La résidence divine
Bétsal’èl et Aholiab dirigent avec compétence les travaux de construction du Michekane. Tous les artisans, animés par l’inspiration divine, achèvent les travaux en trois mois. Pendant trois autres mois, Israël attend l’érection avec impatience. Mais les moqueurs et les critiques lancent avec sarcasme leur doute de voir un jour le Michekane érigé et la présence divine de retour parmi Israël.
Lorsque le Michekane fut achevé, on amena toutes les pièces auprès de Mochè. La participation de Mochè fut de le monter. Ce ne fut point facile et simple. Mochè se demande à juste raison comment il allait pouvoir s’y prendre. D’ieu l’assure de Son assistance.
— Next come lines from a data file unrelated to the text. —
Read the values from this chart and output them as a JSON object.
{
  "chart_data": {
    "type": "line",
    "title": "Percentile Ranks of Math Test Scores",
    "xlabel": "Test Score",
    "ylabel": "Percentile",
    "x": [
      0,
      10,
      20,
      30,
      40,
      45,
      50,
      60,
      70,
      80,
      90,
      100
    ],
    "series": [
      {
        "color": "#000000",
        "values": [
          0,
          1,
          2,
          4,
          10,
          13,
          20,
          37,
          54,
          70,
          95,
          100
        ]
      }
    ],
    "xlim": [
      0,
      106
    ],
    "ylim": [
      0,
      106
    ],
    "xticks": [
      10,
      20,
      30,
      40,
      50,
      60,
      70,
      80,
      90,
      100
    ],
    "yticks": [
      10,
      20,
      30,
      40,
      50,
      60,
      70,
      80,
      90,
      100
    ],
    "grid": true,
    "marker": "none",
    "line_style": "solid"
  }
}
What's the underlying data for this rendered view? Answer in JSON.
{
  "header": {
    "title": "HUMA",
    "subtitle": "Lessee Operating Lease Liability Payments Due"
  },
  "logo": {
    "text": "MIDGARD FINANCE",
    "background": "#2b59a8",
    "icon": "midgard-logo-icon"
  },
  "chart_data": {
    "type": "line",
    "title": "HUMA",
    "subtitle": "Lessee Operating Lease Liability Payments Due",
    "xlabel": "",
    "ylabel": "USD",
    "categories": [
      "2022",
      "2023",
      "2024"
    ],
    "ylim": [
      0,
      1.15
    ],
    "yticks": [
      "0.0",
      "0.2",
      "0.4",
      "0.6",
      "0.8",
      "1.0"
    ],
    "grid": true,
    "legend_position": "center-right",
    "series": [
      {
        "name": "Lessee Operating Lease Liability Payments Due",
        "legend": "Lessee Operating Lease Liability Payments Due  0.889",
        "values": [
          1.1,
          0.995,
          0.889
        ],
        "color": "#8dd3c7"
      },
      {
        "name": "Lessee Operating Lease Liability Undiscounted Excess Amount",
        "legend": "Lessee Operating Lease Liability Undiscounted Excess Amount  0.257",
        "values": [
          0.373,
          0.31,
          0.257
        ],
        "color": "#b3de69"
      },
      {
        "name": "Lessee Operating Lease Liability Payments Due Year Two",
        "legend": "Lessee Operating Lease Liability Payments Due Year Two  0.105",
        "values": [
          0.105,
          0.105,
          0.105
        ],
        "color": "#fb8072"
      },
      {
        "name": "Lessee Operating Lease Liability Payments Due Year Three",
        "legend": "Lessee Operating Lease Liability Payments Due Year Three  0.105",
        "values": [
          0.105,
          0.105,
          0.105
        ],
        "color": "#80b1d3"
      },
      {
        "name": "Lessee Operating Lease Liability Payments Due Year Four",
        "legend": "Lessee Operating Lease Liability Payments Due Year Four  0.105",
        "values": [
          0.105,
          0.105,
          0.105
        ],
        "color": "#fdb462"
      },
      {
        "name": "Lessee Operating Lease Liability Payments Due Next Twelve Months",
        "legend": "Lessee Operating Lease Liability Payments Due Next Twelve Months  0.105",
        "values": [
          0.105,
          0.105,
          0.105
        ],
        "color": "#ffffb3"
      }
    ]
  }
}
Ainsi s’exprime Rachi citant le Midrache(1) :
“Ils apportèrent le Michekane auprès de Mochè, parce qu’ils n’étaient pas capables de le monter. Et comme Mochè n’avait fait aucun travail dans le Michekane, le Saint béni soit-Il lui a réservé le privilège de le monter. Nul ne pouvait le monter en raison du grand poids des planches que personne n’avait la force de redresser. Et c’est Mochè qui l’a monté. Mochè dit, devant le Saint béni soit-Il : “Comment le montage de la tente pourrait-il se faire par la main de l’homme?”. Il lui répond : “Mets-toi à l’oeuvre toi-même, de ta propre main, et il semblera que c’est toi-même qui l’as monté”. En réalité, il s’est dressé et monté de lui-même tel qu’il est dit(2) :
“Le Michekane houqam, a été dressé” Il s’est dressé de lui-même(3)!” L’érection du Michekane tient en fait du miracle. Mais cela n’empêche pas les moqueurs et les persifleurs de mettre en doute l’intention de D’ieu de résider dans le Michekane, oeuvre de Mochè. Le Midrache(4) dit à ce propos :
“Qu’elles deviennent muettes, les lèvres menteuses qui parlent avec insolence contre le juste, par excès d’orgueil et de mépris(5)…” s’applique à propos de Mochè. Au moment où le Saint béni soit-Il lui demande de construire le Michekane, Mochè dit à Israël : “Qu’ils me prennent une offrande“. Pendant que Mochè était occupé à la construction du Michekane, les moqueurs parmi Israël disaient : “Est-il possible que la Chékhina, présence divine, réside [parmi Israël] grâce à Ben Âmram?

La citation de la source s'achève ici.